Hidrojen karbondioksitten daha çok küresel ısınmaya sebep olabilir
Yeni bir araştırma, hidrojenin temiz enetrji için kullanılmasında yaşanabilecek sızıntıların küresel ısınmayı karbondioksite oranla çok daha fazla etkileyebileceğini gösteriyor.
Hidrojen, karbondioksit emisyonlarına karşı alınabilecek önlemlerde temiz enerji kaynağı olarak dikkat çekiyor ancak gerçekleştirilen yeni bir çalışma, hidrojenin doğrudan atmosfere salınmasının karbondioksitten 11 kat daha kötü ısınma etkileri üretebileceğini gösteriyor.
Birleşik Krallık hükümetinin İşletme, Enerji ve Endüstriyel Strateji Departmanı (BEIS) tarafından yayınlanan bir araştırma, hidrojenin atmosfere salınmasıyla havadaki diğer gazlarla etkileşime girerek güçlü ısınma etkileri oluşturabileceğini ortaya koyuyor.
Araştırmada, hidrojenin Küresel Isınma Potansiyelinin(GWP) daha önce düşünülenden iki kat daha fazla olduğu belirlendi. 100 yıllık bir zaman diliminde içerisinde atmosferdeki bir ton hidrojenin, gezegenimizi bir ton karbondioksitten yaklaşık 11 kat daha fazla ısıtabileceği belirtiliyor.
Hidrojen, neden böyle bir etkiye sahip?
Güçlü bir sera gazı olan metan, 100 yıllık bir zaman diliminin ilk 20 yılında aynı kütledeki karbondioksitten 80 kat daha fazla ısınmaya sebep olmasına rağmen atmosferdeki hidroksil radikalleri karbondioksite oranla metanı daha hızlı ‘temizleyebiliyor’. Bu sebeple, uzun vadede incelendiğinde karbondioksit metandan daha kötü etkilere sahip.
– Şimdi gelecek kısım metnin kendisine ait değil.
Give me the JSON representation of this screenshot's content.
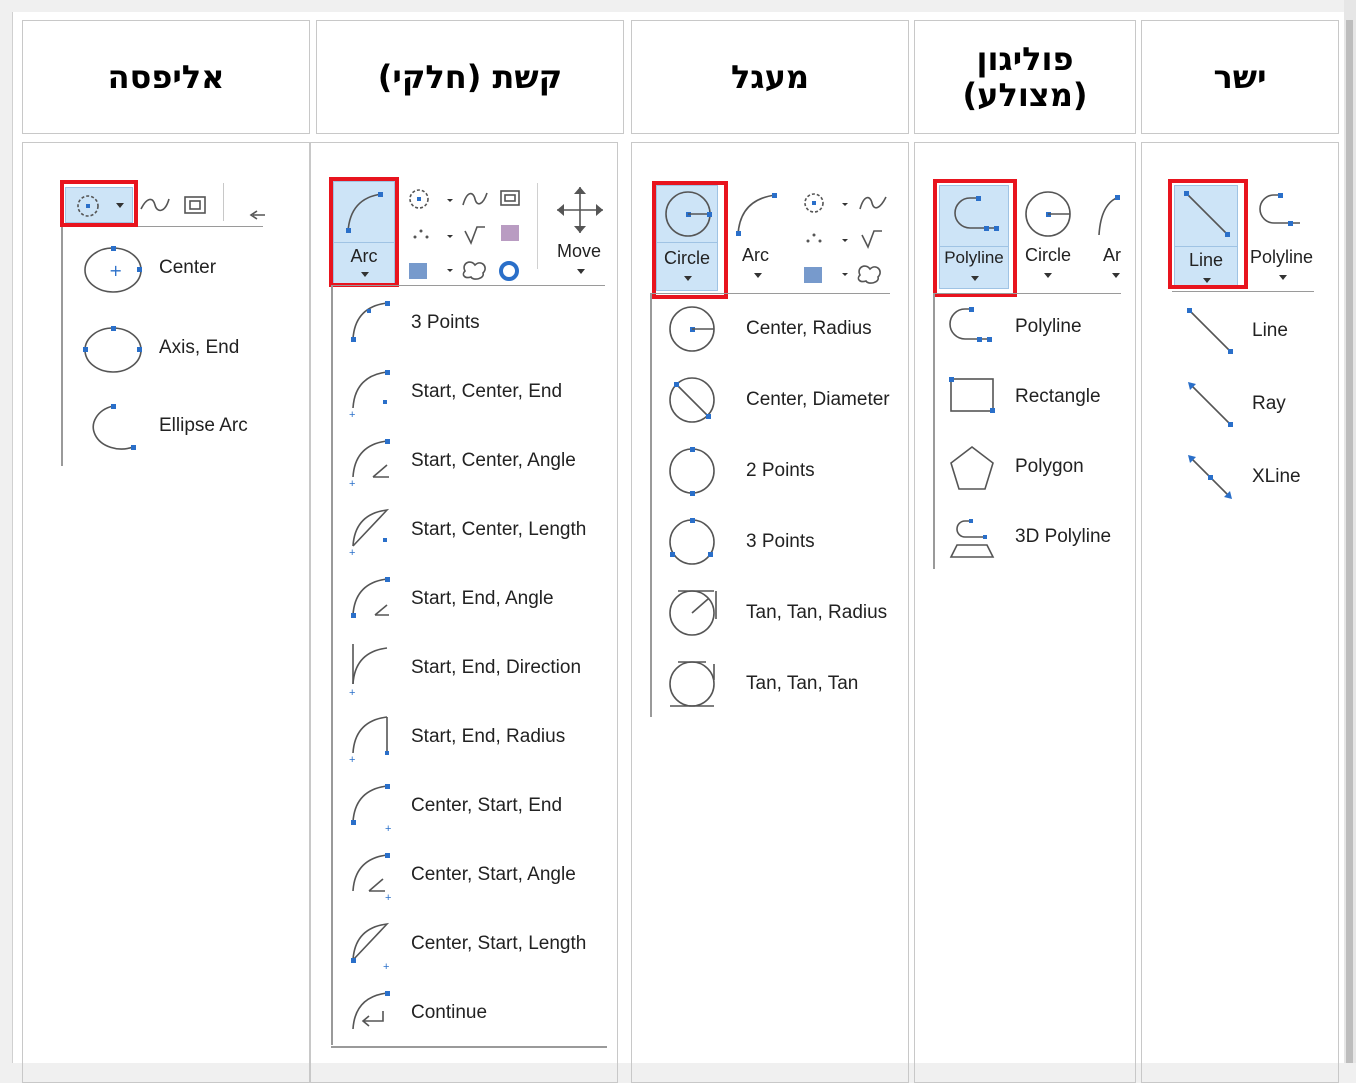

Hidrojen ise atmosferik metan emisyonlarını temizleyebilen aynı troposferik oksitleyicilerle reaksiyona girerek metanın ömrünü uzatıyor. Hidroksil radikallerinin metan yerine hidrojenle tepkimeye girmesi, metan konsantrasyonlarının artmasına ve dolayısıyla küresel ısınmanın da uzun vadede artmasına sebep oluyor.
Ayrıca, hidrojenin varlığı sıcaklıkları daha da yükselten bir “ışıma zorlaması” etkisini de artırıyor çünkü hem troposferik ozon hem de stratosferik su buharının konsantrasyonunu artmasına neden oluyor.
Yeşil hidrojenden kaçınılmalı mı?
Yapılan araştırma, hidrojenin depolanması, dağıtımı ve kullanılması sırasında gerçekleşebilecek sızıntılara odaklanıyor. Hidrojenin kötü etkilerinden kaçınabilmek için bu süreçlerin iyileştirilmesi gerektiği vurgulanıyor.
Tüm bunlarla birlikte yine de belirli oranlarda hidrojen sızıntısına rağmen kullanımın gerçekleştirilmesinin, karbondioksit emisyonlarının azaltılmasında fayda sağlayacağı belirtiliyor.